Mark finally returned to NBC and managed to make amends with recurring roles on "The West Wing" and "Once and Again." But was Mark able to be successful as a regular?
He made a bunch of bit-parts in films and guest spots on TV until finally reaching regular work with the semi-popular, if critically scathed "Good Morning, Miami" where Mark played a boy wonder producer who winds up taking a job no one (not even him) wanted... because of the woman he does.
By next year, Feuerstein had become not only a recognizable face, but a heart-throb as well. He was named one of People's 50 Most Beautiful People in 2003. And appeared in the Pulitzer Prize-winning playwright Jules Phifer's Off-Broadway production of the play "A Bad Friend" later that summer.
Feuerstein is at the top now, short guy that he is. Because he crawled and clawed tooth-and-nail to get there.
He doesn't look bad for the journey.
Trivia Prior to his success on "Royal Pains," he was mostly a day-player on TV shows as the wide-eyed, too-young, too-naive love interest of the female leads who was later dumped for being such.
When he was screened the pilot up of "3 Lbs." at Columbia Medical Center, he came under a bit of an attack by some doctors.
He claims that his greatest indulgence is bacon cheeseburgers and gin and tonics.
When director Nancy Meyers was casting "What Women Want" (2000) her daughter recognized Feuerstein from "Practical Magic" (1998) and other endeavors. She insisted that her mother cast him.

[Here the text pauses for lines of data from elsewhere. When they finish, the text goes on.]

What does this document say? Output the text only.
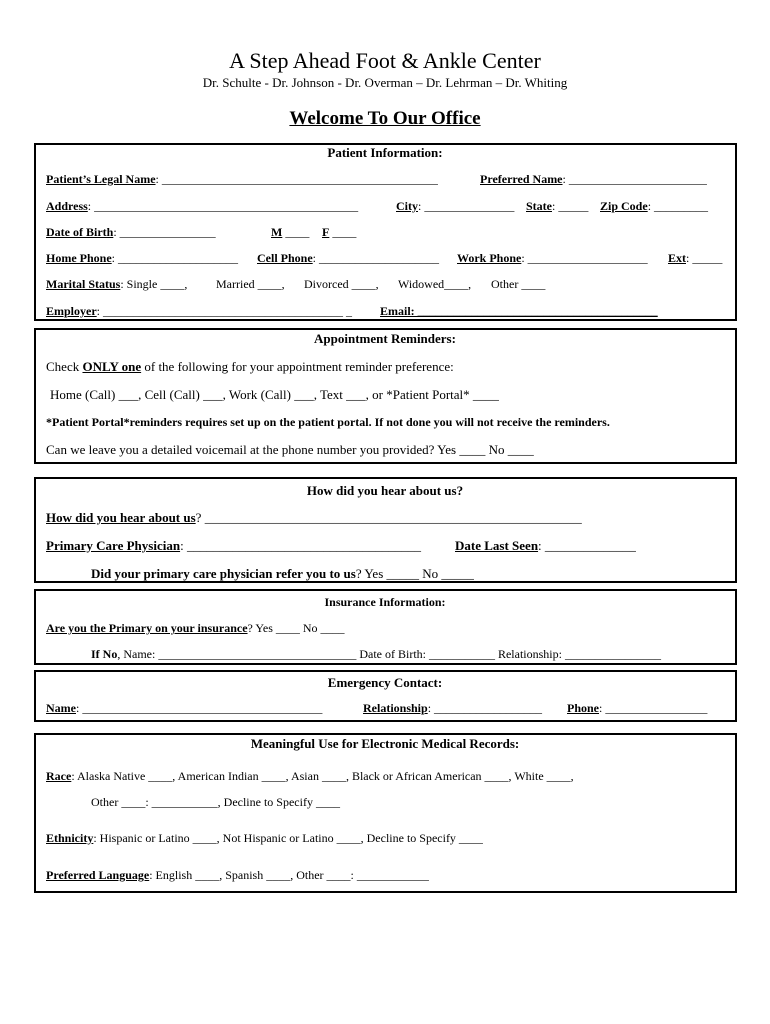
A Step Ahead Foot & Ankle Center
Dr. Schulte - Dr. Johnson - Dr. Overman – Dr. Lehrman – Dr. Whiting
Welcome To Our Office
Patient Information:
Patient’s Legal Name: ______________________________________________	Preferred Name: _______________________
Address: ____________________________________________	City: _______________ State: _____ Zip Code: _________
Date of Birth: ________________	M ____ F ____
Home Phone: ____________________ Cell Phone: ____________________ Work Phone: ____________________ Ext: _____
Marital Status: Single ____, Married ____, Divorced ____, Widowed____, Other ____
Employer: ________________________________________ _ Email: ________________________________________
Appointment Reminders:
Check ONLY one of the following for your appointment reminder preference:
Home (Call) ___, Cell (Call) ___, Work (Call) ___, Text ___, or *Patient Portal* ____
*Patient Portal*reminders requires set up on the patient portal. If not done you will not receive the reminders.
Can we leave you a detailed voicemail at the phone number you provided? Yes ____ No ____
How did you hear about us?
How did you hear about us? __________________________________________________________
Primary Care Physician: ____________________________________	Date Last Seen: ______________
Did your primary care physician refer you to us? Yes _____ No _____
Insurance Information:
Are you the Primary on your insurance? Yes ____ No ____
If No, Name: _________________________________ Date of Birth: ___________ Relationship: ________________
Emergency Contact:
Name: ________________________________________	Relationship: __________________ Phone: _________________
Meaningful Use for Electronic Medical Records:
Race: Alaska Native ____, American Indian ____, Asian ____, Black or African American ____, White ____,
Other ____: ___________, Decline to Specify ____
Ethnicity: Hispanic or Latino ____, Not Hispanic or Latino ____, Decline to Specify ____
Preferred Language: English ____, Spanish ____, Other ____: ____________
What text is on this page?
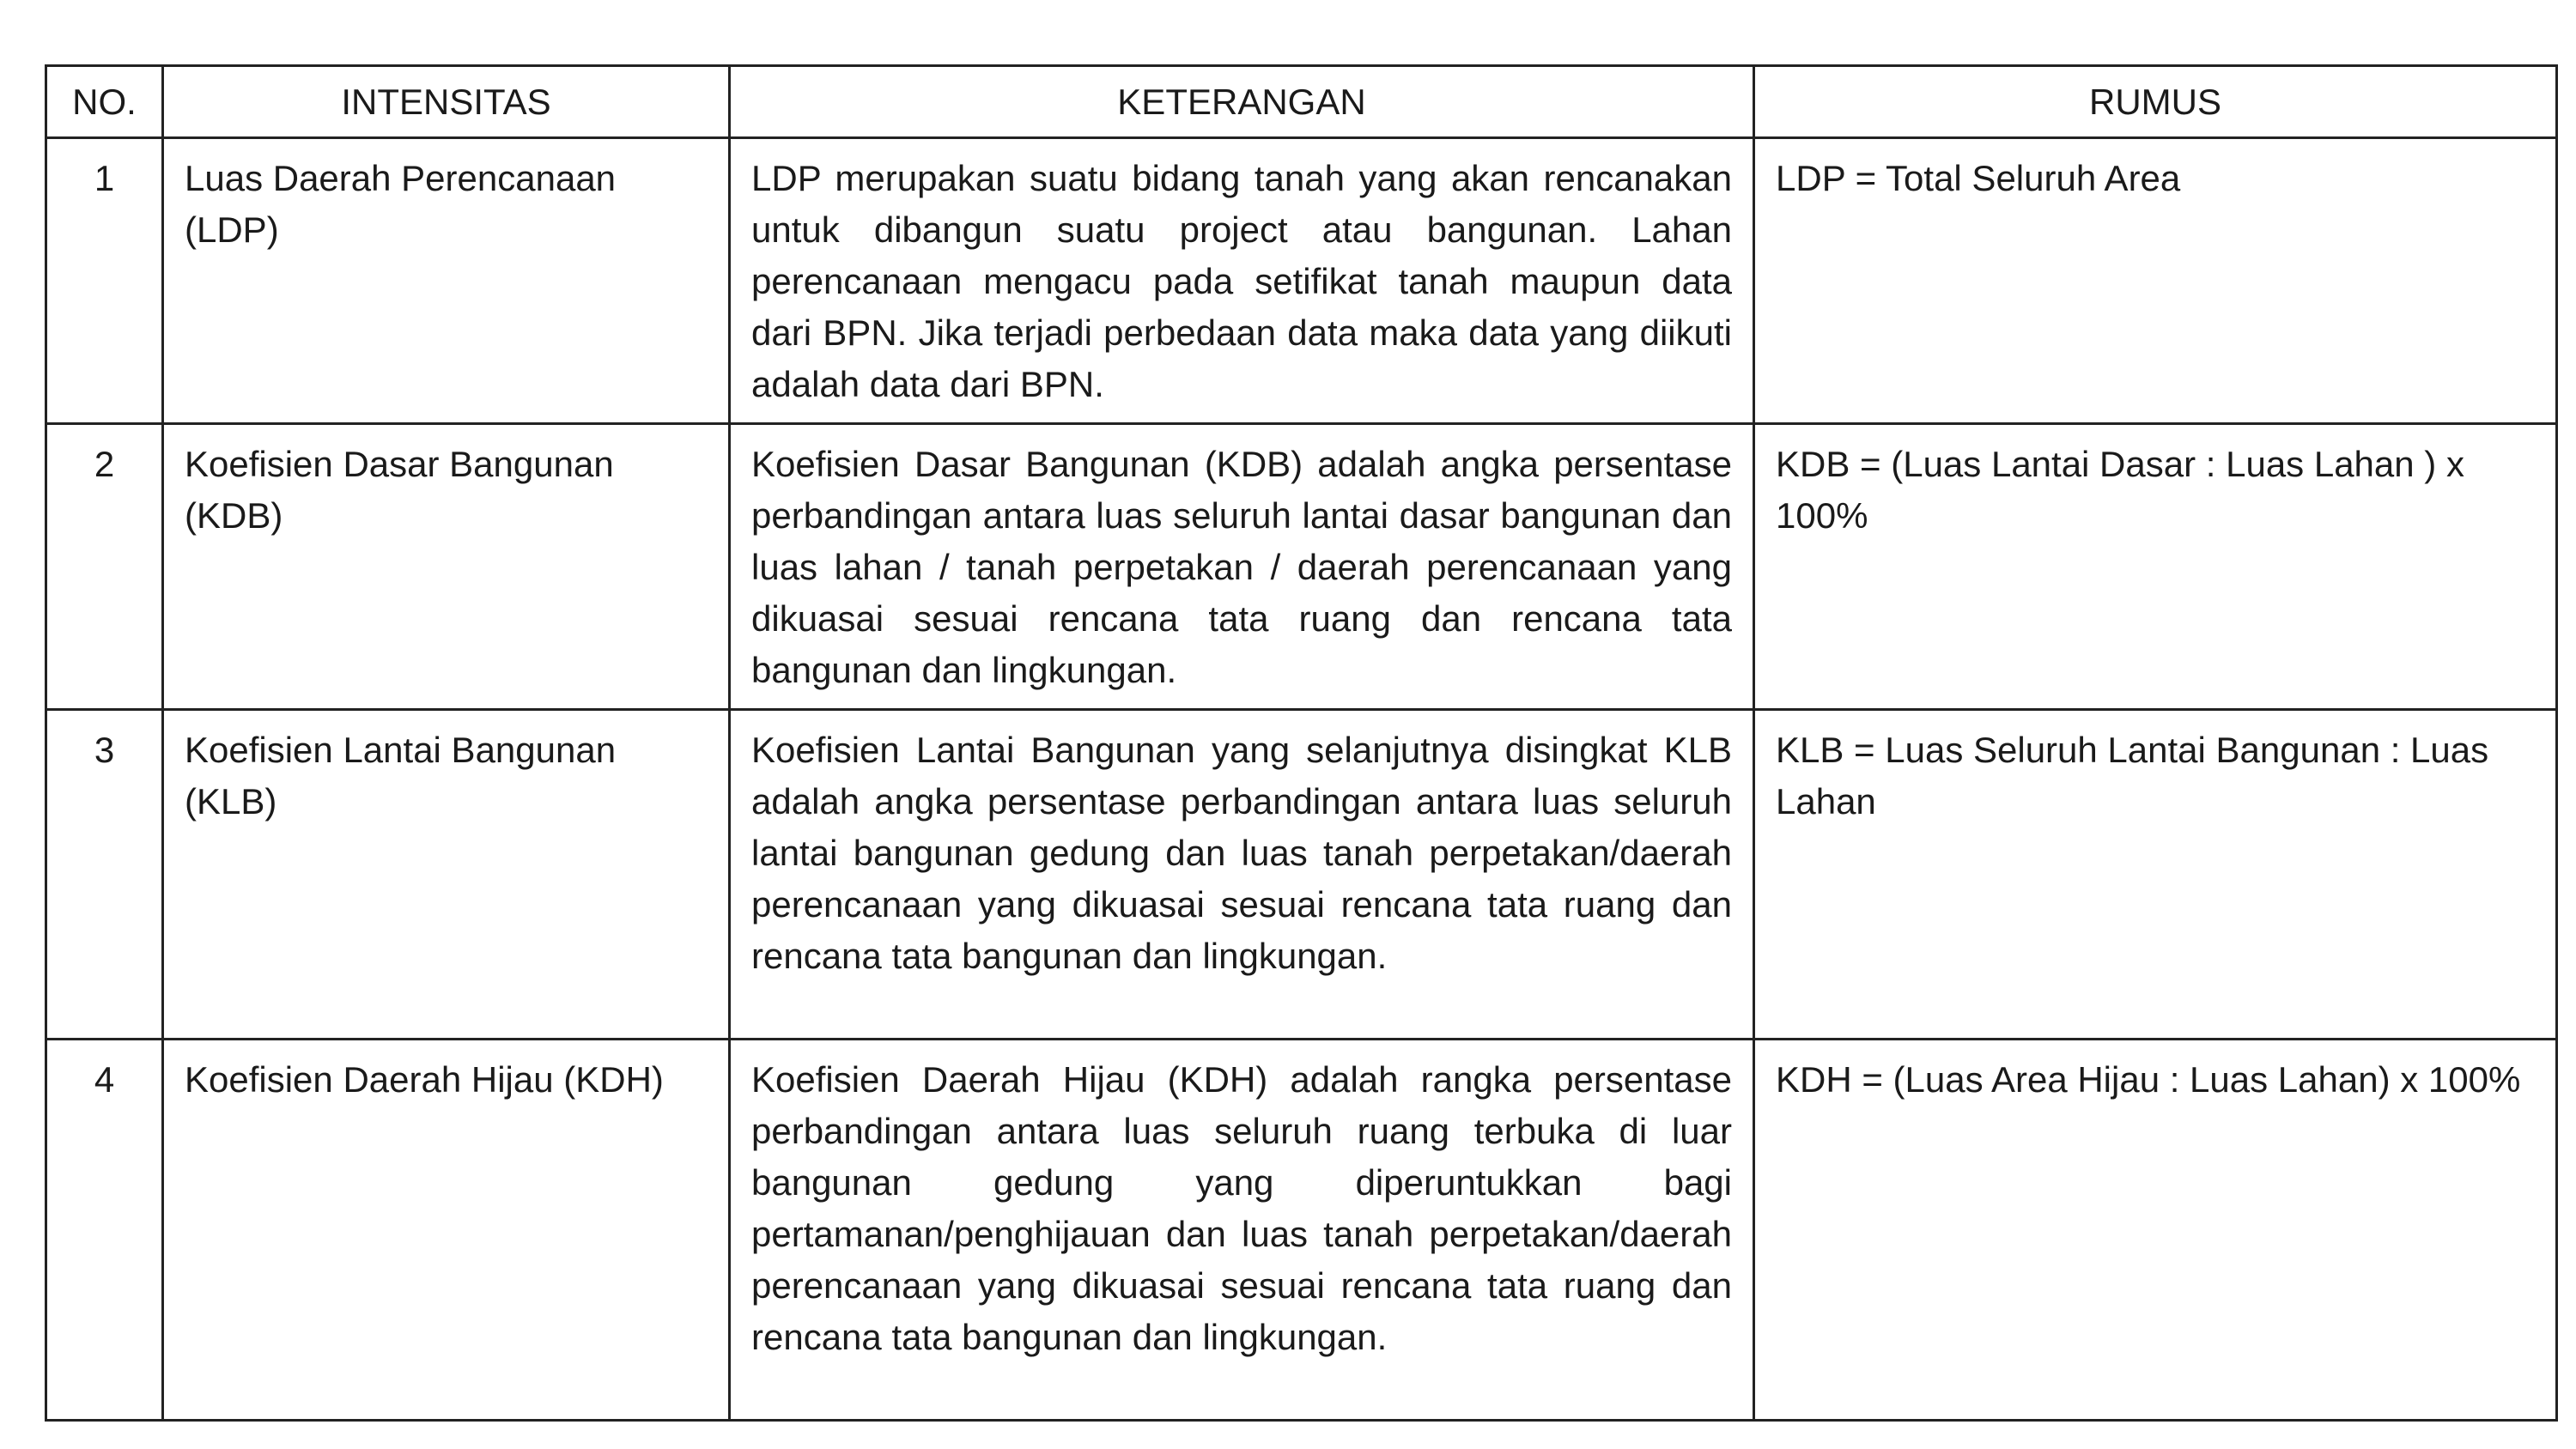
NO.	INTENSITAS	KETERANGAN	RUMUS
1	Luas Daerah Perencanaan (LDP)	LDP merupakan suatu bidang tanah yang akan rencanakan untuk dibangun suatu project atau bangunan. Lahan perencanaan mengacu pada setifikat tanah maupun data dari BPN. Jika terjadi perbedaan data maka data yang diikuti adalah data dari BPN.	LDP = Total Seluruh Area
2	Koefisien Dasar Bangunan (KDB)	Koefisien Dasar Bangunan (KDB) adalah angka persentase perbandingan antara luas seluruh lantai dasar bangunan dan luas lahan / tanah perpetakan / daerah perencanaan yang dikuasai sesuai rencana tata ruang dan rencana tata bangunan dan lingkungan.	KDB = (Luas Lantai Dasar : Luas Lahan ) x 100%
3	Koefisien Lantai Bangunan (KLB)	Koefisien Lantai Bangunan yang selanjutnya disingkat KLB adalah angka persentase perbandingan antara luas seluruh lantai bangunan gedung dan luas tanah perpetakan/daerah perencanaan yang dikuasai sesuai rencana tata ruang dan rencana tata bangunan dan lingkungan.	KLB = Luas Seluruh Lantai Bangunan : Luas Lahan
4	Koefisien Daerah Hijau (KDH)	Koefisien Daerah Hijau (KDH) adalah rangka persentase perbandingan antara luas seluruh ruang terbuka di luar bangunan gedung yang diperuntukkan bagi pertamanan/penghijauan dan luas tanah perpetakan/daerah perencanaan yang dikuasai sesuai rencana tata ruang dan rencana tata bangunan dan lingkungan.	KDH = (Luas Area Hijau : Luas Lahan) x 100%
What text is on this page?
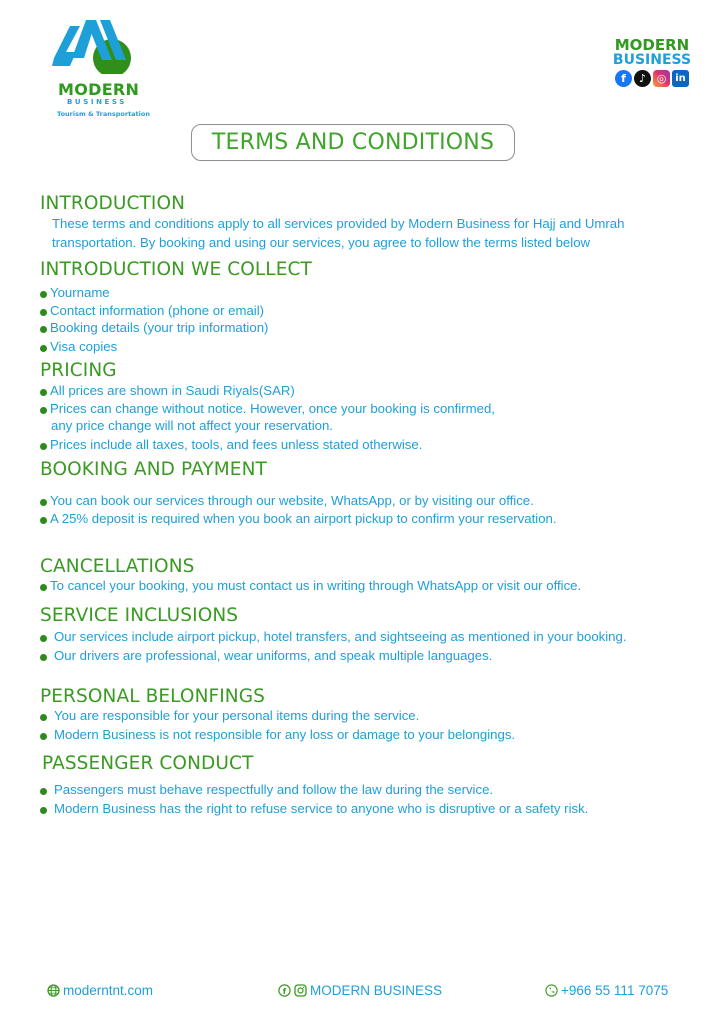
MODERN
BUSINESS
Tourism & Transportation
MODERN
BUSINESS
f	♪ ◎ in
TERMS AND CONDITIONS
INTRODUCTION
These terms and conditions apply to all services provided by Modern Business for Hajj and Umrah
transportation. By booking and using our services, you agree to follow the terms listed below
INTRODUCTION WE COLLECT
Yourname
Contact information (phone or email)
Booking details (your trip information)
Visa copies
PRICING
All prices are shown in Saudi Riyals(SAR)
Prices can change without notice. However, once your booking is confirmed,
any price change will not affect your reservation.
Prices include all taxes, tools, and fees unless stated otherwise.
BOOKING AND PAYMENT
You can book our services through our website, WhatsApp, or by visiting our office.
A 25% deposit is required when you book an airport pickup to confirm your reservation.
CANCELLATIONS
To cancel your booking, you must contact us in writing through WhatsApp or visit our office.
SERVICE INCLUSIONS
Our services include airport pickup, hotel transfers, and sightseeing as mentioned in your booking.
Our drivers are professional, wear uniforms, and speak multiple languages.
PERSONAL BELONFINGS
You are responsible for your personal items during the service.
Modern Business is not responsible for any loss or damage to your belongings.
PASSENGER CONDUCT
Passengers must behave respectfully and follow the law during the service.
Modern Business has the right to refuse service to anyone who is disruptive or a safety risk.
moderntnt.com	f MODERN BUSINESS	+966 55 111 7075
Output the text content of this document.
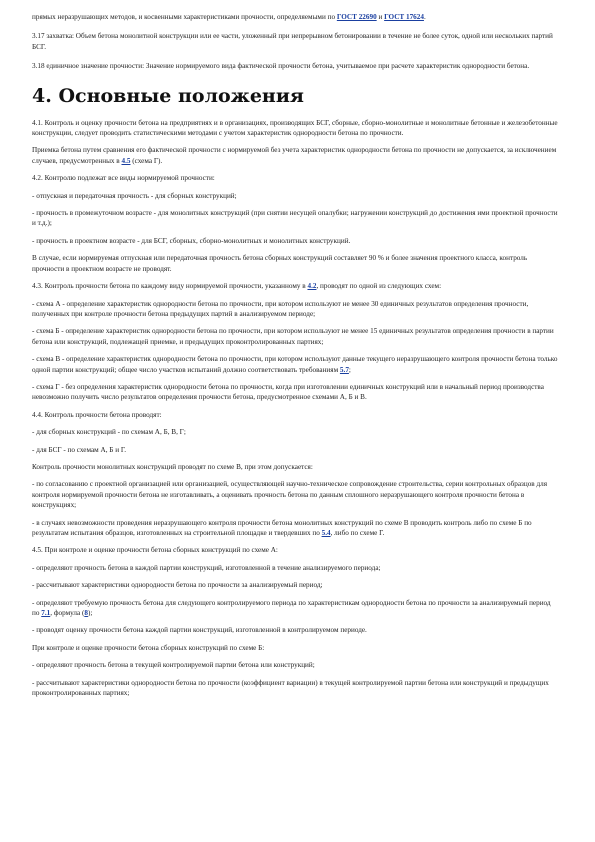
прямых неразрушающих методов, и косвенными характеристиками прочности, определяемыми по ГОСТ 22690 и ГОСТ 17624.

3.17 захватка: Объем бетона монолитной конструкции или ее части, уложенный при непрерывном бетонировании в течение не более суток, одной или нескольких партий БСГ.

3.18 единичное значение прочности: Значение нормируемого вида фактической прочности бетона, учитываемое при расчете характеристик однородности бетона.

4. Основные положения

4.1. Контроль и оценку прочности бетона на предприятиях и в организациях, производящих БСГ, сборные, сборно-монолитные и монолитные бетонные и железобетонные конструкции, следует проводить статистическими методами с учетом характеристик однородности бетона по прочности.

Приемка бетона путем сравнения его фактической прочности с нормируемой без учета характеристик однородности бетона по прочности не допускается, за исключением случаев, предусмотренных в 4.5 (схема Г).

4.2. Контролю подлежат все виды нормируемой прочности:

- отпускная и передаточная прочность - для сборных конструкций;

- прочность в промежуточном возрасте - для монолитных конструкций (при снятии несущей опалубки; нагружении конструкций до достижения ими проектной прочности и т.д.);

- прочность в проектном возрасте - для БСГ, сборных, сборно-монолитных и монолитных конструкций.

В случае, если нормируемая отпускная или передаточная прочность бетона сборных конструкций составляет 90 % и более значения проектного класса, контроль прочности в проектном возрасте не проводят.

4.3. Контроль прочности бетона по каждому виду нормируемой прочности, указанному в 4.2, проводят по одной из следующих схем:

- схема А - определение характеристик однородности бетона по прочности, при котором используют не менее 30 единичных результатов определения прочности, полученных при контроле прочности бетона предыдущих партий в анализируемом периоде;

- схема Б - определение характеристик однородности бетона по прочности, при котором используют не менее 15 единичных результатов определения прочности в партии бетона или конструкций, подлежащей приемке, и предыдущих проконтролированных партиях;

- схема В - определение характеристик однородности бетона по прочности, при котором используют данные текущего неразрушающего контроля прочности бетона только одной партии конструкций; общее число участков испытаний должно соответствовать требованиям 5.7;

- схема Г - без определения характеристик однородности бетона по прочности, когда при изготовлении единичных конструкций или в начальный период производства невозможно получить число результатов определения прочности бетона, предусмотренное схемами А, Б и В.

4.4. Контроль прочности бетона проводят:

- для сборных конструкций - по схемам А, Б, В, Г;

- для БСГ - по схемам А, Б и Г.

Контроль прочности монолитных конструкций проводят по схеме В, при этом допускается:

- по согласованию с проектной организацией или организацией, осуществляющей научно-техническое сопровождение строительства, серии контрольных образцов для контроля нормируемой прочности бетона не изготавливать, а оценивать прочность бетона по данным сплошного неразрушающего контроля прочности бетона в конструкциях;

- в случаях невозможности проведения неразрушающего контроля прочности бетона монолитных конструкций по схеме В проводить контроль либо по схеме Б по результатам испытания образцов, изготовленных на строительной площадке и твердевших по 5.4, либо по схеме Г.

4.5. При контроле и оценке прочности бетона сборных конструкций по схеме А:

- определяют прочность бетона в каждой партии конструкций, изготовленной в течение анализируемого периода;

- рассчитывают характеристики однородности бетона по прочности за анализируемый период;

- определяют требуемую прочность бетона для следующего контролируемого периода по характеристикам однородности бетона по прочности за анализируемый период по 7.1, формула (8);

- проводят оценку прочности бетона каждой партии конструкций, изготовленной в контролируемом периоде.

При контроле и оценке прочности бетона сборных конструкций по схеме Б:

- определяют прочность бетона в текущей контролируемой партии бетона или конструкций;

- рассчитывают характеристики однородности бетона по прочности (коэффициент вариации) в текущей контролируемой партии бетона или конструкций и предыдущих проконтролированных партиях;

Most favorite role was the weaselly junior suit in Albert Brooks' "The Muse" (1999) Most hated role was the short-term sex partner who Cynthia Nixon had to fake orgasms for on "Sex and the City" (1998).
Appeared with Lauren Graham in both "Caroline in the City" (1995) as the lead's love interests and "Conrad Bloom" (1998) as the stars.
His brother is a successful real estate attorney.
Sit-com switch-hitter whose best success lies in guest-spots and recurring roles ("Caroline in the City" (1995), "Ally McBeal" (1997), "The West Wing" (1999), and "Once and Again" (1999)) and has struck out as a regular ("Fired Up" (1997), "Conrad Bloom" (1998), and "Good Morning, Miami" (2002).
Graduated from Princeton University class of 1993.
Was named one of People's 50 Most Beautiful People in 2003.
Mark Feuerstein Quotes
"In high school, I was a total jock/extracurricular nerd/just plain nerd. When I got to college, I realized that building a resume to get into a good school was no longer necessary. I had already gotten into one. I might as well follow my bliss."
(When People Magazine voted him one of the 50 Most Beautiful of 2003, they asked him what beauty products he uses): "The closest thing I use to beauty products is the grease on the pizza from John's Pizzeria."
(On Ashley Williams' character on "Good Morning, Miami): "Her's is a combination of wisdom and innocence."
"Once you become an actor, it's important to take care of yourself. I live in Santa Monica, where I can mountain bike, hike and go running on the beach. I like a nice sunset jog."
"I just give off this kind of feminine vibe which has... served me so well with women in my life."